Methods: Patients were randomized (1:1) to BPd or PVd. Patients completed PRO assessments at baseline and every 4 weeks (Q4W) during treatment, and at a reduced frequency beyond this. PRO measures included EORTC QLQ-C30, EORTC QLQ-MY20/IL52 disease symptoms/pain, PRO-CTCAE patient-reported tolerability, FACT-GP5 side effects, and OSDI (Q8W after week 21). Based on the median PFS of 12.7 months with PVd, this analysis focused on the time points within the first year of data collection (up to week 53). Each domain was summarized using descriptive statistics.

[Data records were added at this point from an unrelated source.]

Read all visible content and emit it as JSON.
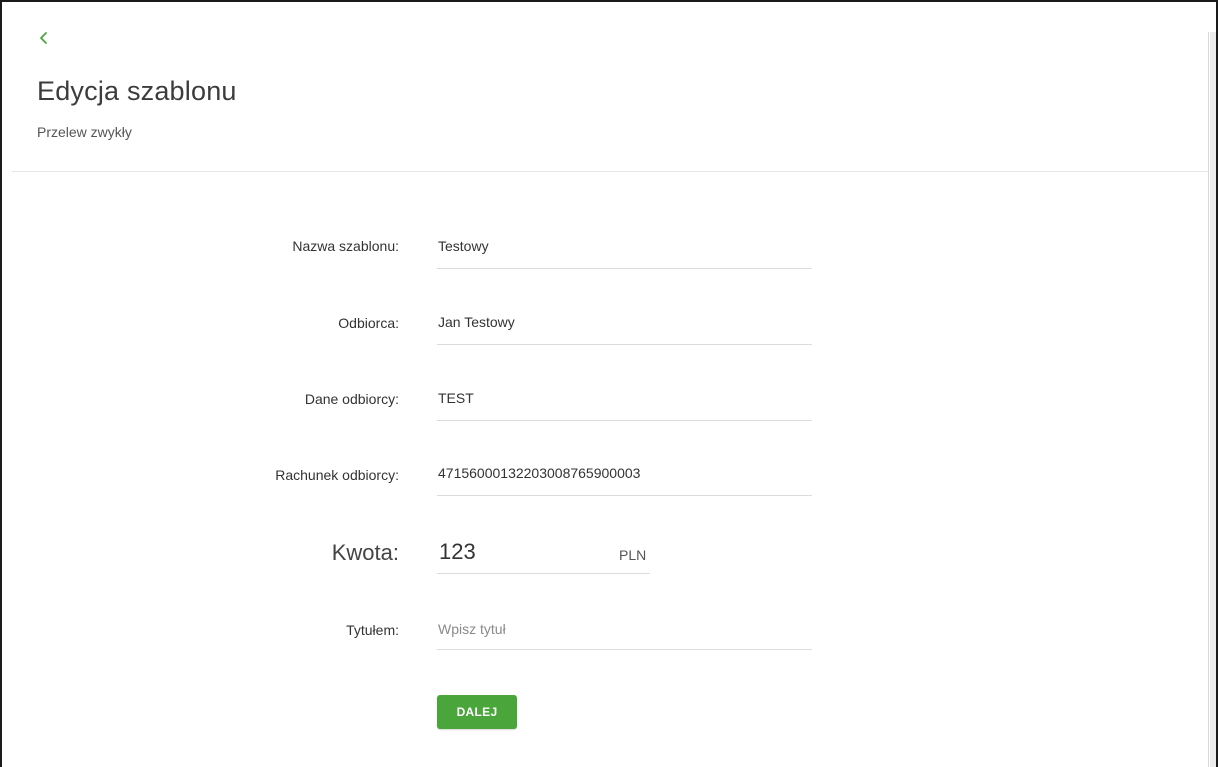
{
  "header": {
    "back_icon": "chevron-left-icon",
    "title": "Edycja szablonu",
    "subtitle": "Przelew zwykły"
  },
  "form": {
    "template_name": {
      "label": "Nazwa szablonu:",
      "value": "Testowy"
    },
    "recipient": {
      "label": "Odbiorca:",
      "value": "Jan Testowy"
    },
    "recipient_data": {
      "label": "Dane odbiorcy:",
      "value": "TEST"
    },
    "recipient_account": {
      "label": "Rachunek odbiorcy:",
      "value": "47156000132203008765900003"
    },
    "amount": {
      "label": "Kwota:",
      "value": "123",
      "currency": "PLN"
    },
    "transfer_title": {
      "label": "Tytułem:",
      "value": "",
      "placeholder": "Wpisz tytuł"
    },
    "next_button_label": "DALEJ"
  },
  "colors": {
    "accent": "#4aa53a",
    "text": "#333333",
    "divider": "#dcdcdc"
  }
}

Results: Among 302 patients (BPd, n=155; PVd, n=147), adherence to PRO assessments until treatment discontinuation was >90% for most visits up to week 53. EORTC QLQ-C30 global health status/quality of life (GHS/QOL), role and physical functioning, fatigue, and pain were maintained over time in both the BPd and PVd arms overall. Between weeks 5 and 53, patients receiving BPd or PVd maintained overall QOL (< 10-point change from baseline), as measured by the EORTC QLQ-C30 GHS/QOL domain, and there were no differences (≥10 points) between treatment arms. Similarly, there were no differences (≥10 points) between treatment arms for physical functioning, fatigue, role functioning, or disease symptoms/pain. A higher proportion of patients reported vision-related function (≥12.5-point increase from baseline) and ocular symptom (≥16.67-point increase from baseline) worsening on BPd vs PVd as reported on the OSDI measure. However, this improved for most patients; median time to improvement in vision-related function from the first meaningful worsening was 57.0 days. Most symptomatic adverse events evaluated by PRO-CTCAE were reported as no to low severity, frequency, and interference (PRO-CTCAE ratings ≤2) in both arms throughout the study. Blurred vision and fatigue were reported at higher levels (PRO-CTCAE ratings ≥3) in the BPd arm. As measured by the FACT-GP5, most patients in the BPd arm (generally 84%-98%) reported feeling “not at all,” “a little bit,” or “somewhat” bothered by treatment side effects; a similar pattern was observed in the PVd arm (89%-100%).
Conclusions: Treatment with BPd or PVd in patients with RRMM resulted in stable health-related QOL over time and was generally well tolerated by patients.